Fig. 7. ZnT8_186–194-reactive CD8⁺ T cells cross-recognize a B. stercoris mimotope.

(A–C) Four donors with sizable ZnT8_186–194 MMr⁺CD8⁺ T-cell fractions were selected. A first PBMC aliquot received PE/BV786-labeled ZnT8_186–194 MMrs and PE/BV711-labeled EboV NP_202–210 MMrs.

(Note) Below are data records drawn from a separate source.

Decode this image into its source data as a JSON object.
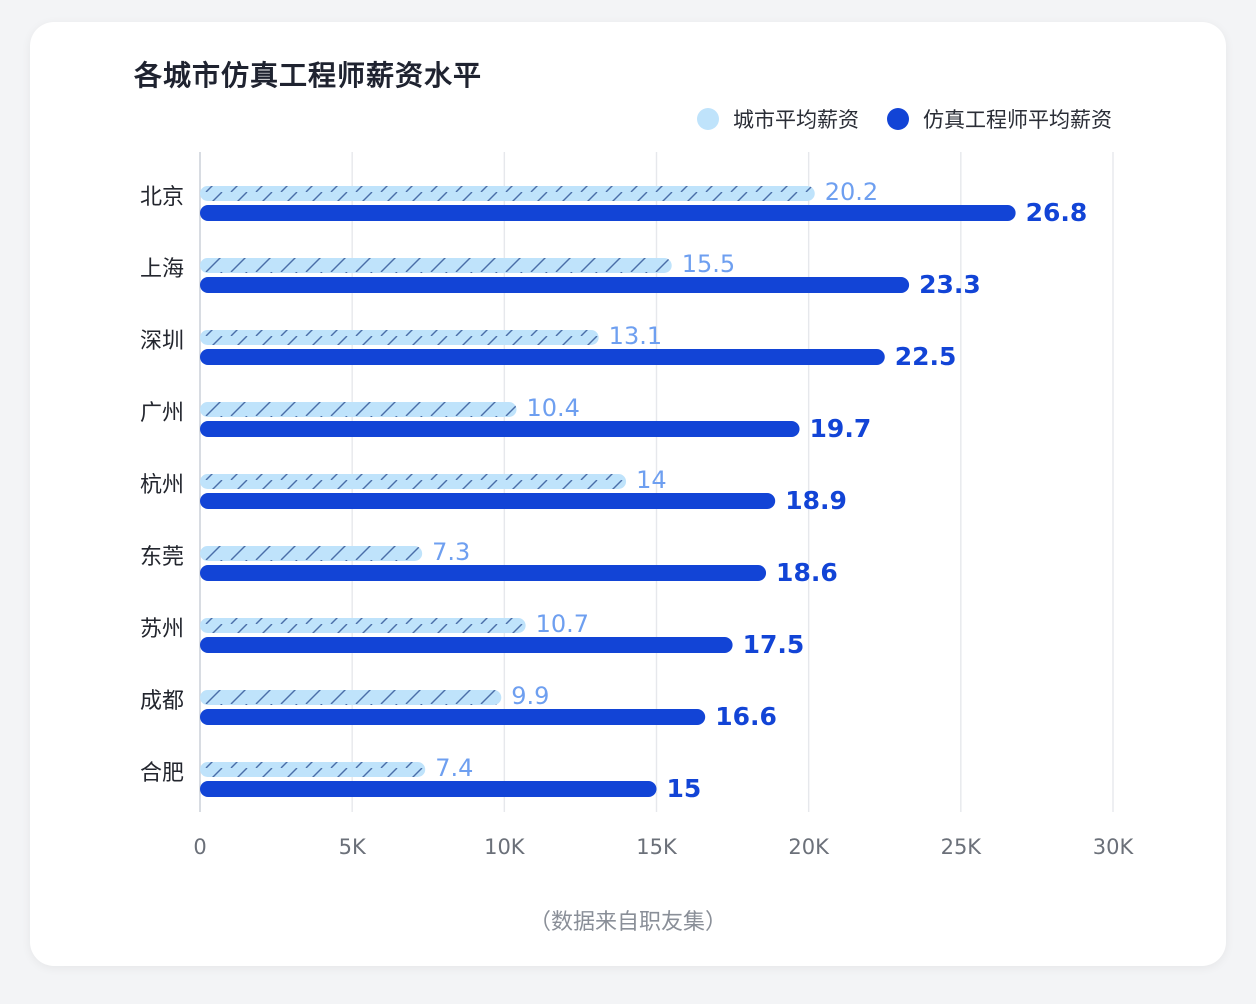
{
  "title": "各城市仿真工程师薪资水平",
  "footnote": "（数据来自职友集）",
  "colors": {
    "city": "#bfe3fb",
    "engineer": "#1244d6",
    "city_label": "#6e9ff0",
    "hatch": "#4a6ea8"
  },
  "chart_data": {
    "type": "bar",
    "orientation": "horizontal",
    "title": "各城市仿真工程师薪资水平",
    "categories": [
      "北京",
      "上海",
      "深圳",
      "广州",
      "杭州",
      "东莞",
      "苏州",
      "成都",
      "合肥"
    ],
    "series": [
      {
        "name": "城市平均薪资",
        "values": [
          20.2,
          15.5,
          13.1,
          10.4,
          14,
          7.3,
          10.7,
          9.9,
          7.4
        ]
      },
      {
        "name": "仿真工程师平均薪资",
        "values": [
          26.8,
          23.3,
          22.5,
          19.7,
          18.9,
          18.6,
          17.5,
          16.6,
          15
        ]
      }
    ],
    "xlim": [
      0,
      30
    ],
    "xticks": [
      "0",
      "5K",
      "10K",
      "15K",
      "20K",
      "25K",
      "30K"
    ],
    "grid": true,
    "legend": "top-right"
  }
}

For the second aliquot, PE-labeled B. stercoris MMrs replaced the PE-labeled ZnT8_186–194 MMrs. (A) Overlay of ZnT8_186–194/ZnT8_186–194 MMr⁺ (blue) and ZnT8_186–194/B. stercoris MMr⁺ cells (red). (B) Negative control staining of ZnT8_186–194/EboV NP_202–210 MMr⁺ cells. (C) Positive control staining of EboV NP_202–210/EboV NP_202–210 MMr⁺ cells from the first and second aliquot. The frequencies of MMr⁺ out of total CD8⁺ T cells are indicated. (D) Four ZnT8_186–194-reactive CD8⁺ T-cell clones (D222D 2, D349D 178B9, H017N A1, H328C 9C8) were stained with BV786/PE-labeled ZnT8_186–194, PE-labeled B. stercoris and BV650-labeled MelanA_26–35 MMrs. The ZnT8_186–194/B. stercoris cross-reactive clone H017N is shown, from left to right: ZnT8_186–194/B. stercoris MMr⁺; ZnT8_186–194/ZnT8_186–194 MMr⁺; and negative control ZnT8_186–194/MelanA_26–35 and B. stercoris/MelanA_26–35 MMr⁺ cells. (E) The H017N clone was stimulated with peptide-pulsed LCLs (0.1 µM, 6 h). Percent cytokine⁺ cells are shown as mean±SEM of two experiments. p=0.008 for Wilcoxon signed-rank comparison of pooled cytokine responses between B. stercoris and ZnT8_186–194, MelanA_26–35 or no peptide, and between ZnT8_186–194 and MelanA_26–35 or no peptide.